El resultado es un personaje con una identidad visual muy marcada, capaz de transmitir autoridad y amenaza incluso antes de pronunciar una palabra.
A medida que Ojo de Agua avanza, Wilfred ha ido ganando peso dentro de la narración. Lo que parecía inicialmente una participación secundaria se ha transformado en una presencia cada vez más determinante para el desarrollo de los acontecimientos.
«Ahora está ganando un poquito más de protagonismo. La trama se está complicando y quizás él está un poco más implicado».
El actor reconoce que siempre existe cierta incertidumbre cuando se recibe un personaje que, en principio, no ocupa un lugar central en la historia.
«Existe el temor de que, cuando te proponen un personaje pequeño, el personaje se quede pequeño».
Precisamente por eso concede tanta importancia al proceso de construcción.
«Nuestro trabajo es atrapar al público».
Y el público, evidentemente, ha reaccionado.
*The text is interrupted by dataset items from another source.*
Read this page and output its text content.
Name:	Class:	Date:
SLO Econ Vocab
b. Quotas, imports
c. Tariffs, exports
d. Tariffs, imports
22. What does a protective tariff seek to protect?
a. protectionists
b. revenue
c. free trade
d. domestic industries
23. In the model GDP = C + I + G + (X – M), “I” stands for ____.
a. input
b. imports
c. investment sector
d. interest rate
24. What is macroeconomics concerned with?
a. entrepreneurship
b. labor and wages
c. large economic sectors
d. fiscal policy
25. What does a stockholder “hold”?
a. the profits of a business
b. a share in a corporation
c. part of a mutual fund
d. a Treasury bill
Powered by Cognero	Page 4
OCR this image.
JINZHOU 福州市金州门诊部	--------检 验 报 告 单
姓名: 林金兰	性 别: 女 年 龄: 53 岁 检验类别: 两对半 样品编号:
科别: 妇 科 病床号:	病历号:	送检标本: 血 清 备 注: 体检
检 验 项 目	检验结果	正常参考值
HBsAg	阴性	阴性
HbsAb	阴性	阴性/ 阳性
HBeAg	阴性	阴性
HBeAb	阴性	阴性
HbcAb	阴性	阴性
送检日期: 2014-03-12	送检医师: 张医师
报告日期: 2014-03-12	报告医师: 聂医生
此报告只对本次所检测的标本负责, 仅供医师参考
En las redes sociales y en la calle, Wilfred se ha convertido en uno de los personajes más comentados de la telenovela. Muchos espectadores expresan abiertamente el rechazo que sienten hacia él, una señal inequívoca de que la interpretación ha logrado generar emociones.
«Casi siempre la gente —como me está pasando ahora con Wilfred— me dice que me tiene mucho odio».

Batista, lejos de incomodarse con esa respuesta, la recibe como una muestra de que el personaje está funcionando.
«Es un juego, de jarana, de criterio y de buenas energías. Y eso a mí me ha agradado mucho».
La reacción del público confirma algo que el actor considera esencial: los personajes oscuros pueden resultar profundamente atractivos cuando están construidos desde la verdad.
«Eso demuestra que no existe alguien “malo, malo, malo”. Al final, es un ser humano».
Quizás ahí radique uno de los mayores méritos de su trabajo en Ojo de Agua. Wilfred provoca rechazo, desconfianza y hasta indignación, pero rara vez indiferencia. Es un personaje que obliga al espectador a preguntarse por las razones detrás de cada acto, por las heridas ocultas detrás de cada decisión y por las consecuencias que terminan moldeando una vida.
Luis Ángel Batista ha logrado convertir a este antagonista en una figura compleja y contradictoria, alguien capaz de transitar constantemente entre la dureza y la fragilidad. Y mientras la historia continúa desarrollándose, una advertencia del propio actor parece resumir el destino que aguarda a muchos de los personajes de la novela:
«Todo lo que se está desarrollando en los capítulos actuales se va a seguir complicando un poco más y, al final, todo tiene una consecuencia. Cuando el mal se enfrenta al mal, nada bueno puede terminar ocurriendo».

Más allá del rechazo o la simpatía que pueda despertar entre los espectadores, Wilfred confirma una de las mayores virtudes de Luis Ángel Batista como actor: su capacidad para encontrar humanidad allí donde otros solo verían un villano.
En Ojo de Agua, el intérprete apuesta por los matices, por las contradicciones y por las razones ocultas detrás de cada conducta, construyendo un personaje que crece junto a la trama y que deja una huella difícil de ignorar. Quizás por eso el público habla tanto de él, lo cuestiona o incluso lo detesta.
Al final, como defiende Batista, los personajes más interesantes no son los que se mueven entre el blanco y el negro, sino aquellos que habitan las complejas zonas grises de la condición humana.